BY MIKE BENNETT
Special to Western Outdoor News
CABO SAN LUCAS—We fished hard all week, and the cold/hot water collision pushed up and down the coast by over 30 miles in days. Fishing was tough to say the least. Then on the last full day of my trip, Cabo surf-fishing guide Wesley Brough (CaboSurfCaster.com) pulled out a miracle for us on a guided trip.
He took us to an old beach he knows well, and the morning started off slow like all the other mornings, But then there were signs of life with a few roosterfish coming in on a ball of bait we found. That fizzled out, and at 9:30 part of our group left.

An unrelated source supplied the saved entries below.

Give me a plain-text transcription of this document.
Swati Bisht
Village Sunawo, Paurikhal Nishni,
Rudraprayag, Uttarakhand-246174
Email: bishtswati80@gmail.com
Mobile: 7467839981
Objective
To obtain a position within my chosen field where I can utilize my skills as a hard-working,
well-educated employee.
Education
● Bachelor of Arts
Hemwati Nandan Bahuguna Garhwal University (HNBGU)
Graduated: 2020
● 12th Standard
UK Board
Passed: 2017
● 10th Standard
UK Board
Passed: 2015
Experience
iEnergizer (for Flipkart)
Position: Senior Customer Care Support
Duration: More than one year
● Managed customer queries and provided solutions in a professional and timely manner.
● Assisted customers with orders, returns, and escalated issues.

About 15 minutes later we noticed the water had jumped another five degrees warmer, but the low tide had bottomed out. A half hour later we were getting ready to pack up and leave with a plan to come back in the evening. Brough ran to grab a few rods he left down the beach 30 yards and Jesse Acosta and I were rounding up our tackle when we heard Wes yell “roosters!”
Jesse grabbed his rod and turned towards Wes and spots a rooster right in front of him. I turned toward the beach away from Wes to grab my rod and I instantly saw the front end of the madness that was about to ensue. The sun was perfect and the low tide meant I could clearly see the dozen pods of roosters that ranged from 10 to 15 fish per pod spaced out by about 10 yards per pod marching up the beach in very shallow water. The last pod was behind the rest had 30 fish in it and they were noticeably bigger than the rest of the fish in front of them. In my mind it was 20 pounders coming up the beach, and the last school was 40 pounders.
I ran toward Wes and Jesse in the cove screaming that hundreds of roosters were coming up the beach. I look up in the cove and there were already 10 roosters corralling the mullet out of the rocks and pushing them onto the sand in front of us. We began casting and all of us were getting chases but no bites. The wind to the face was making it difficult to cast or work a stick bait. Pod after pod piled around the rock and at this point there are about 40 fish piledriving the mullet ball. We still are getting swirled and splashed on but nothing stuck. I let them know the last pod had the biggest fish and most numbers.
Right then, that pod hit the cove, saw the mullet and bum rushed it. At that point all the mullet were within 10 feet of the shoreline and the show was epic. We all casted on the giant roosters rolling in and we got a triple hook up instantly. Wes’s fish came off during the battle, but Jesse landed a 65-pound class fish. My fish was still ripping off line and settled down about 200 yards offshore. It took just over 25 minutes to get him back to the waves and the whole time (to the best I could count them) there were about 100 roosters in full feed mode in the 40 feet in front of us.
I finally got my fish into a set of big waves and Wes grabbed it as it slid up the beach. He goes to pick it up and had to readjust his body for the lift. This is when I knew I got a dinosaur. We took quick pictures of the estimated 85-pound fish (it felt like 90 plus).
Wes let me know he has guided and fished Cabo for two decades, and it was in the top three biggest fish he has ever seen or caught. The whole fight I was kicking mullet back in the water from the beach and watching more roosters destroy a bait ball than I have ever seen in all my trips combined from going to Cabo for the past nine years chasing these fish. It was truly a once in a lifetime experience
Follow Cabosurfcaster2 on Instagram to hopefully see the video. It will blow your mind. I can’t thank Wes enough, and I now have the holy grail of surfcasting: an 85-pound class rooster from the beach on a 12 foot surf rod to boot! Talk about and ass kicking.
How good is the rooster fishing in Cabo? That last pod of fish were all 65- to 95-pound-plus fish. My fish was in the top three biggest in the pod but there looked to be two other fish that were the same size or a bit bigger that slipped through while all three of us were hooked up. I will never forget the craziest hour of my life at 11 a.m. which is the deadest time of day for fishing on a bottomed-out low tide which also sucks for most fishing.
Neither mattered today. Find the bait and sit on it and see what happens.